1. Pressupostos da leitura interactiva
O modelo interactivo de leitura
defendido por Bakhtin parte do pressuposto de que “tudo possui um significado, ele compreende as características formais
ou repetidas da linguagem como significados não formais, não repetíveis e
sempre reais.” De tal forma que se pode dizer que, para Bakhtin, no
exercício da linguagem, tudo tem uma
intenção, desde a escolha ao uso, da causa ao efeito que pode advir desse
exercício.
No entanto, esta visão de que toda
selecção lexical de num texto, visa a transmissão de uma determinada “mensagem”
tanto do ponto de vista temático, assim como ideológico, encontra acolhimento
devido quando se está perante uma obra literária em razão da sua (bastante
comum) natureza simbólica na codificação dos significantes.

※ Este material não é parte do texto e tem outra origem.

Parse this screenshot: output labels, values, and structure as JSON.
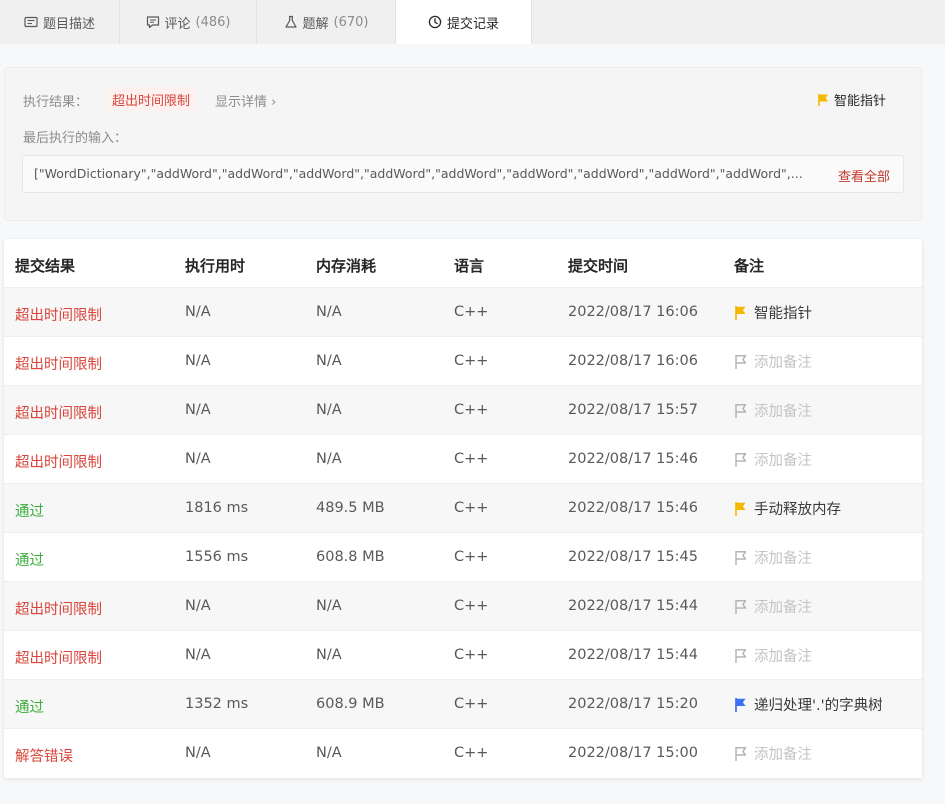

Em contrapartida, verifica-se que o
exercício da leitura de enunciados literários, por vezes, caracteriza-se pelo
simples acto de descodificação dos signos linguísticos que o texto comporta sem
que se faça uma interligação com os aspectos extralinguísticos que possam
estabelecer alguma relação com o conteúdo do texto e que sejam do conhecimento
do sujeito leitor. O acto de ler assumido nestes termos simplistas compreende, segundo
NASCIMENTO (2011: 2), o modelo de leitura ascendente, “processo no qual a compreensão do texto se pauta nas informações
contidas no próprio texto, facto este que contribui muito pouco para a formação
do leitor, visto que o impede de relacionar seus conhecimentos prévios com o
texto em questão.”
Outro
modelo de leitura que se tem adoptado, e que também tem um carácter monológico
que não é salutar para a leitura de enunciados literários na sua generalidade,
é o modelo descendente de leitura, que contrariamente ao anterior, possibilita que o leitor relacione o texto a
conhecimentos adquiridos anteriormente. (ibdem)
Embora
este modelo considere a natureza subjectiva do leitor, ele “peca” por “centrar o processo de leitura nas opiniões
que leitor emite sobre o que leu, apagando o carácter polissémico, ideológico e
dialógico dos signos linguísticos que compõem o texto.” (AMARAL: 2010 apud
NASCIMENTO: 2011: 2)
O
que significa que, neste modelo de leitura, o leitor constrói, logo nos
primeiros contactos com o texto, hipóteses sobre o texto, que podem ir sendo
aceites ou refutadas à medida que a leitura se estende.
É,
portanto, com a junção destes dois modelos de leitura que se pode obter o conceito
de leitura interactiva defendida por Bakhtin.
O
que se pretende com esta teoria é que haja uma leitura que preconize a acção
interactiva entre o leitor, o autor e o texto, espelhando, para tal, as
contribuições de Bakhtin no estudo da linguagem e o seu carácter dialógico,
considerando que a compreensão para este autor é um processo que envolve o
sujeito e as experiências sócio-históricas e culturais que o constituem.
A
leitura em uma perspectiva interacionista compreende um fluxo de informação,
pois o acto de ler envolve tanto a informação impressa na página quanto a
informação que o leitor traz para o texto. Tendo, também, em conta que o texto
segundo Kristeva (2005) apud CEZERILO (2010: 40) “é uma permutação de textos, uma intertextualidade: no espaço de um
texto, vários enunciados, vindos de outros textos, cruzam-se e neutralizam-se.”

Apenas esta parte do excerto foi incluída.